I'm guessing that the type checking performed by the TypeScript compiler isn't complaining about this because map
is still type compatible with Map<number, string>
even though it's not actually an instance of that type?
The second test passes because it's not treating the map
object as a list of key-value pairs, instead it's iterating through each of the property names and values. Functionally, using Object.entries(map)
does what I want, but it strikes me as being analogous to using .net's Reflection
to discover the names and values of the properties of an object at runtime, so I was wondering whether this would have an impact on performance. So I added this benchmark to compare the performance of the two approaches:
// Requires the tinybench package, to install it run:
// npm install tinybench --save-dev
// Also requires the following import:
// import { Bench } from 'tinybench';
it('runs a benchmark to compare the performance of the two approaches', async () => {
const bench = new Bench({ iterations: 10000 });
const instantiated = createMap();
const deserialized = deserializeMap();
bench
.add('map.forEach()', () => {
iterateUsingForEach(instantiated);
})
.add('Object.entries(map)', () => {
iterateUsingObjectDotEntries(deserialized);
});
await bench.run();
console.table(bench.table());
});
I've run this quite a few times and the results vary, but Object.entries(map)
seems to take between 1.5 and 2 times as long as map.forEach()

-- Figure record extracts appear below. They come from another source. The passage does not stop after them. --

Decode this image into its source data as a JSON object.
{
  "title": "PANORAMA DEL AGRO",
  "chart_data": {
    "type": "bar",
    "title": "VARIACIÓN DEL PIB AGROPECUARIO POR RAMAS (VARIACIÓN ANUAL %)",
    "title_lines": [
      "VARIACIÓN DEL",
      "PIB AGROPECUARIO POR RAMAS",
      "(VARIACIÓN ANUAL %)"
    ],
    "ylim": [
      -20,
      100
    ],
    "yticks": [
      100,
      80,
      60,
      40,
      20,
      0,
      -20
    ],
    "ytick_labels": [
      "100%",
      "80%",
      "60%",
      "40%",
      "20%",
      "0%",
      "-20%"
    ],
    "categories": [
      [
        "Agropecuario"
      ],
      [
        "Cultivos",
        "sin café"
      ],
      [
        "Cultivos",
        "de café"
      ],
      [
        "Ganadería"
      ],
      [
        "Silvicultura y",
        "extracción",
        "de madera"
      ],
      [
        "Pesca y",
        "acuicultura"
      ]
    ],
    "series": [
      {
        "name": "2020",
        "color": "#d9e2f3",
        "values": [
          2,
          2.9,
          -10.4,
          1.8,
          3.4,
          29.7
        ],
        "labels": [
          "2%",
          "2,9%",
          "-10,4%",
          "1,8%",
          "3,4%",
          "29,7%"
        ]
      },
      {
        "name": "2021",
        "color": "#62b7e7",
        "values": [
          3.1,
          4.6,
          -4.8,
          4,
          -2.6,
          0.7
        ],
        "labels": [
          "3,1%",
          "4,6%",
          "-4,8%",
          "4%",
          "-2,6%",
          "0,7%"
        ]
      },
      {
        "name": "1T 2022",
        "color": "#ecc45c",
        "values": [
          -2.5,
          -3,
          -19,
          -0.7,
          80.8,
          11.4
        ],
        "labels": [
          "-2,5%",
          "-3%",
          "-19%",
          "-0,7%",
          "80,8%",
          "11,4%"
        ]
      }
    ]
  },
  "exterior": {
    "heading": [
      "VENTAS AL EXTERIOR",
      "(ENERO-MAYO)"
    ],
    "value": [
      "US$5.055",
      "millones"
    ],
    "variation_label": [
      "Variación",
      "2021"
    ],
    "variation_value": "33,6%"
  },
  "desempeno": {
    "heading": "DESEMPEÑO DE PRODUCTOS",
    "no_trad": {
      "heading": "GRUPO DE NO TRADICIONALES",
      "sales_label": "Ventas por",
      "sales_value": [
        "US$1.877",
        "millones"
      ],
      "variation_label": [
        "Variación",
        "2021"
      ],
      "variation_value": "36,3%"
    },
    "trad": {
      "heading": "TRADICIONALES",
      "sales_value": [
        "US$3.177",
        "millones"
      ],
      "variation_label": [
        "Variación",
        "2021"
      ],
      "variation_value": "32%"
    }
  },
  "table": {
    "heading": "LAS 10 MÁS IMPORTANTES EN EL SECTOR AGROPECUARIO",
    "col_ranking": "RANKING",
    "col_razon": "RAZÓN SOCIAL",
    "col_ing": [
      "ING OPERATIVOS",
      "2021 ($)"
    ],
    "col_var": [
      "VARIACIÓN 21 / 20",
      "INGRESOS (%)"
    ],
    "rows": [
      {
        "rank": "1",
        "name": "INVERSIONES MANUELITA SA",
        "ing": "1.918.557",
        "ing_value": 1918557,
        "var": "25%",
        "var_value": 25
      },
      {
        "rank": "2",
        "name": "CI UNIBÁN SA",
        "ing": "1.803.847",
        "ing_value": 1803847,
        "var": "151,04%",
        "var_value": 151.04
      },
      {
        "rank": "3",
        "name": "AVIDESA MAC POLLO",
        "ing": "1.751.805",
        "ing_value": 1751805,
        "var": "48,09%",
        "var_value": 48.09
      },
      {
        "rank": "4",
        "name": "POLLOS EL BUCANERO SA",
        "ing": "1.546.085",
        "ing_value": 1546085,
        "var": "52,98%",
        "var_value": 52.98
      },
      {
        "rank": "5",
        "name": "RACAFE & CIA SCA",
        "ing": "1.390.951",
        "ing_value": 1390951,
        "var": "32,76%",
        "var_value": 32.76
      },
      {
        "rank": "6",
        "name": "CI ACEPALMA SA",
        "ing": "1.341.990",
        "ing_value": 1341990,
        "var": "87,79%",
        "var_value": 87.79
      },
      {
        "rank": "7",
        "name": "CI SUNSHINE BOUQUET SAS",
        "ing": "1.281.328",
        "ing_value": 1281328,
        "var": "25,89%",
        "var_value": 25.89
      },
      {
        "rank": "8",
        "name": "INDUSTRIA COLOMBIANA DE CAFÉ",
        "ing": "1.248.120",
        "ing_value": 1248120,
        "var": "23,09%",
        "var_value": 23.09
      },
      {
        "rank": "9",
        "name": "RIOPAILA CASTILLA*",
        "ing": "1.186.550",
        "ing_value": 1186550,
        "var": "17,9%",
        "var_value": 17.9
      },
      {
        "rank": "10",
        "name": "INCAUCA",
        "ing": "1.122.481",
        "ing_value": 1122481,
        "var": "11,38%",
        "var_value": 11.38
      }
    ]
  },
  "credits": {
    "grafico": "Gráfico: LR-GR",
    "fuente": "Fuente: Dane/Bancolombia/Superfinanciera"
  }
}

to do the same job. Example output:
┌─────────┬───────────────────────┬─────────────┬───────────────────┬──────────┬─────────┐
│ (index) │ Task Name │ ops/sec │ Average Time (ns) │ Margin │ Samples │
├─────────┼───────────────────────┼─────────────┼───────────────────┼──────────┼─────────┤
│ 0 │ 'map.forEach()' │ '1,739,642' │ 574.8305975247757 │ '±8.27%' │ 869822 │
│ 1 │ 'Object.entries(map)' │ '1,074,330' │ 930.8122055151725 │ '±1.02%' │ 537167 │
└─────────┴───────────────────────┴─────────────┴───────────────────┴──────────┴─────────┘
So my question is, can I deserialize the JSON document to an actual instance of Map<number, string>
, complete with its prototype and methods, rather than an object which is just type compatible with that type, in order to take advantage of the faster performance of map.forEach()
?
Edit: I don't think this is a duplicate of cast data received from backend to a frontend interface in typescript because that seems to be about mapping the properties of an object with one shape to the properties of a different object with a different shape, whereas I'm trying to create an object from JSON which has a prototype and methods.